How fast would it have to be thrown to cover this 390 foot distance? If the beam came from the 90th floor of WTC1, that would put it 1119 feet up. The debris hit around half way up WFC 3, we’ll call that 369 feet for convenience: that’s a fall of 750 feet. Freefall from that height gives the debris around 6.83 seconds to travel through the air, meaning it would need to average a horizontal velocity of 57.1 feet per second, or 38.94 miles per hour.
In order to allow time for lateral motion, the exterior column(s) that hit WFC 3 were most probably from the upper half of WTC 1. A fall from 1,000 feet to 240 feet would take SQR(2*h/g) = around 6.9 seconds where h = 760 feet and g = 32.17 ft/s^2. In the horizontal plane, a uniform acceleration of 20 m/s^2 for the first second followed by negligible deceleration due to drag for the remaining 5.9 seconds would provide 10 + (5.9 * 20) = 128 metres = 420 feet displacement. At 1,000 feet the WTC 1 perimeter columns, per story, were comprised of:
two flanges of 1/2 x 13.5 x 144 inches each, totalling 1,944 ins^3
one outer web of 1/4 x 13 x 144 inches = 468 ins^3
one inner web of 1/4 x 15.75 x 92 inches = 362 ins^3
one spandrel plate of 3/8 x 40 x 52 inches = 780 ins^3
...totalling 3,554 ins^3 per floor or 10,662 ins^3 = 6.17 ft^3 for a three-floor section which at 490 lb/ft^3 is 3,023 lb (84 pounds per lineal foot) or 1,371 kg. (There is some uncertainty as to the flange thickness; it was known to be only 1/4" at the very highest floors.) The force require to produce an acceleration of 20 m/s^2 in an inertia mass of 1,371 kg is 20 * 1371 = 27,420 N = 6,165 lbf.
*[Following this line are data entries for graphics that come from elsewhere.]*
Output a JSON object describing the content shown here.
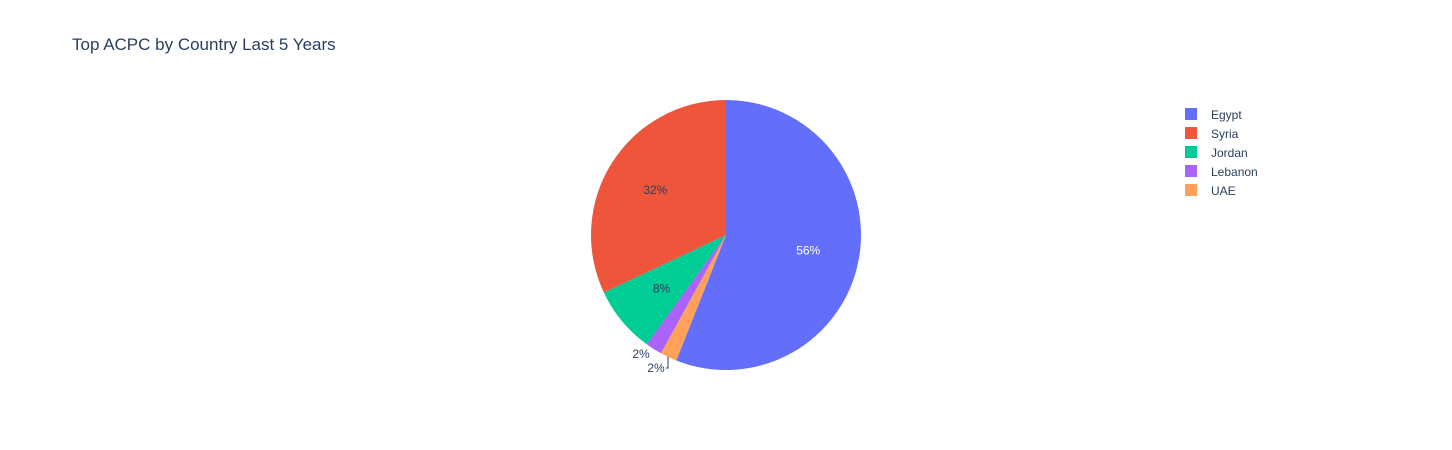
{
  "chart_data": {
    "type": "pie",
    "title": "Top ACPC by Country Last 5 Years",
    "legend_position": "top-right",
    "slices": [
      {
        "label": "Egypt",
        "value": 56,
        "text": "56%",
        "color": "#636efa"
      },
      {
        "label": "UAE",
        "value": 2,
        "text": "2%",
        "color": "#ffa15a"
      },
      {
        "label": "Lebanon",
        "value": 2,
        "text": "2%",
        "color": "#ab63fa"
      },
      {
        "label": "Jordan",
        "value": 8,
        "text": "8%",
        "color": "#00cc96"
      },
      {
        "label": "Syria",
        "value": 32,
        "text": "32%",
        "color": "#ef553b"
      }
    ],
    "legend_order": [
      "Egypt",
      "Syria",
      "Jordan",
      "Lebanon",
      "UAE"
    ]
  }
}
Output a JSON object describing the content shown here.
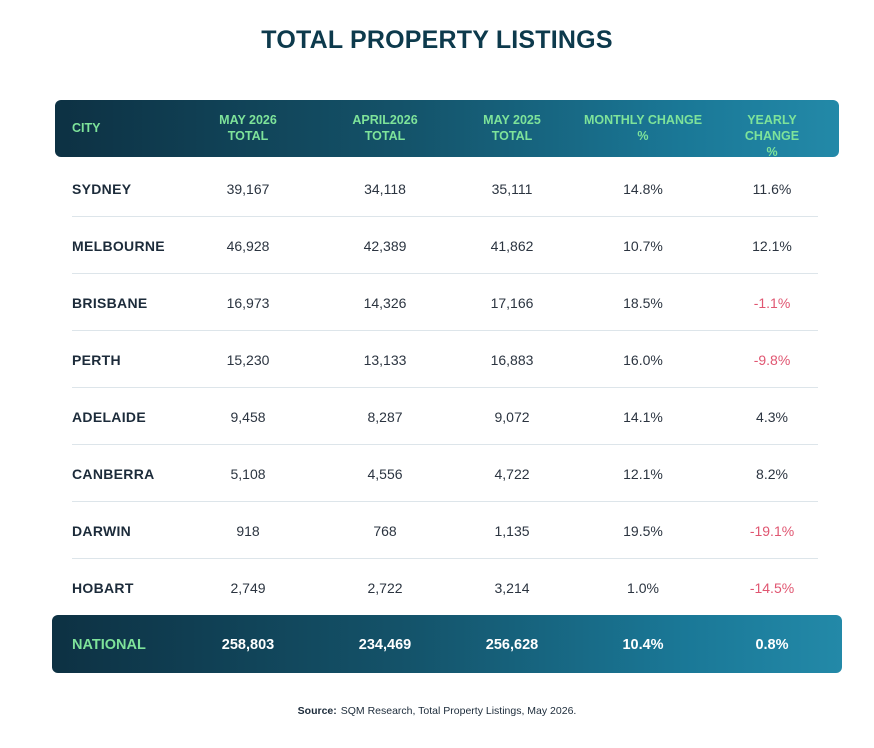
{
  "title": "TOTAL PROPERTY LISTINGS",
  "columns": {
    "city": "CITY",
    "may2026": "MAY 2026\nTOTAL",
    "april2026": "APRIL2026\nTOTAL",
    "may2025": "MAY 2025\nTOTAL",
    "monthly": "MONTHLY CHANGE\n%",
    "yearly": "YEARLY CHANGE\n%"
  },
  "rows": [
    {
      "city": "SYDNEY",
      "may2026": "39,167",
      "april2026": "34,118",
      "may2025": "35,111",
      "monthly": "14.8%",
      "yearly": "11.6%"
    },
    {
      "city": "MELBOURNE",
      "may2026": "46,928",
      "april2026": "42,389",
      "may2025": "41,862",
      "monthly": "10.7%",
      "yearly": "12.1%"
    },
    {
      "city": "BRISBANE",
      "may2026": "16,973",
      "april2026": "14,326",
      "may2025": "17,166",
      "monthly": "18.5%",
      "yearly": "-1.1%"
    },
    {
      "city": "PERTH",
      "may2026": "15,230",
      "april2026": "13,133",
      "may2025": "16,883",
      "monthly": "16.0%",
      "yearly": "-9.8%"
    },
    {
      "city": "ADELAIDE",
      "may2026": "9,458",
      "april2026": "8,287",
      "may2025": "9,072",
      "monthly": "14.1%",
      "yearly": "4.3%"
    },
    {
      "city": "CANBERRA",
      "may2026": "5,108",
      "april2026": "4,556",
      "may2025": "4,722",
      "monthly": "12.1%",
      "yearly": "8.2%"
    },
    {
      "city": "DARWIN",
      "may2026": "918",
      "april2026": "768",
      "may2025": "1,135",
      "monthly": "19.5%",
      "yearly": "-19.1%"
    },
    {
      "city": "HOBART",
      "may2026": "2,749",
      "april2026": "2,722",
      "may2025": "3,214",
      "monthly": "1.0%",
      "yearly": "-14.5%"
    }
  ],
  "national": {
    "city": "NATIONAL",
    "may2026": "258,803",
    "april2026": "234,469",
    "may2025": "256,628",
    "monthly": "10.4%",
    "yearly": "0.8%"
  },
  "source": {
    "label": "Source:",
    "text": "SQM Research, Total Property Listings, May 2026."
  },
  "colors": {
    "header_text": "#7ee39a",
    "negative": "#e05671",
    "header_dark": "#0d3143",
    "header_light": "#2389a8"
  }
}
The cross-section presented to a wind, per floor, would be 40 x 52 = 2,080 ins^2 for the spandrel plate and 15.75 x 92 = 1,449 ins^2 for the inner web, totalling 3,529 ins^2 per floor or 10,587 ins^2 = 6.83 m^2 for a three-story section of exterior column. (So the required pressure is well under 1 psi.) From the drag equation of
d = Cd * A * r * 0.5 * v^2
we obtain
v = SQR(2 * d / (Cd * A * r))
where r = density of air ~ 1.2 kg/m^3 and assuming a relatively high drag coefficient Cd of 4 / pi ~ 1.27 for a flat plate and d = the previously calculated force of 27,420 N and A = 6.83 m^2 as calculated above. This places the required wind at 72.6 m/s = 162 mph for one second duration. Actual windspeed on the day was up to 10 mph on the ground and up to 20 mph at higher altitude.
Suppose we imagine the collapse initiating at 1,200 feet, and proceeding as per the "pancaking" theory to 1,000 feet. After freely falling 200 feet, the terminal velocity would be SQR(2 * 200 * 32.17 ft/s^2) = 113.4 fps = 77.3 mph. In this theory, there is a small delay due to resistance of the intact building below, but the falling upper section smashes its way through each floor in about 0.1 seconds at the 1,000 feet level. The volume of air per floor is approximately 12 * 200 * 200 feet = 480,000 ft^3. Some will go down, but if the total was forced out through a perimeter of 800 feet by an average height of 6 feet which is an exiting area of 4,800 ft^2, it would (continuing outward) extend for some 100 feet at the end of the 0.1 seconds which is a velocity of 1,000 fps or 682 mph.
Let's set the exiting gases velocity at just 700 fps = 213 m/s, in which case the force acting on the exterior column for 0.1 seconds is given by:
d = Cd * A * r * 0.5 * v^2
= 1.27 * 6.83 * 1.2 * 0.5 * 213^2 ~ 236,000 N
to produce an acceleration of F / m = 236,000 N / 1,371 kg = 172 m/s^2. After 0.1 seconds the velocity of the steel is 17.2 m/s = 38.5 mph, and the horizontal displacement is 0.86 metres. Following another 6.8 seconds at 17.2 m/s the total distance travelled horizontally is 0.86 plus 6.8 * 17.2 ~ 118 metres = 387 feet. The columns have to shear off quickly enough, and the pancaking theory has the problem that the gravitational potential appears to be too low for all the energy sinks, but even this scenario does not appear to rule out the idea that debris could end up a few hundred feet away.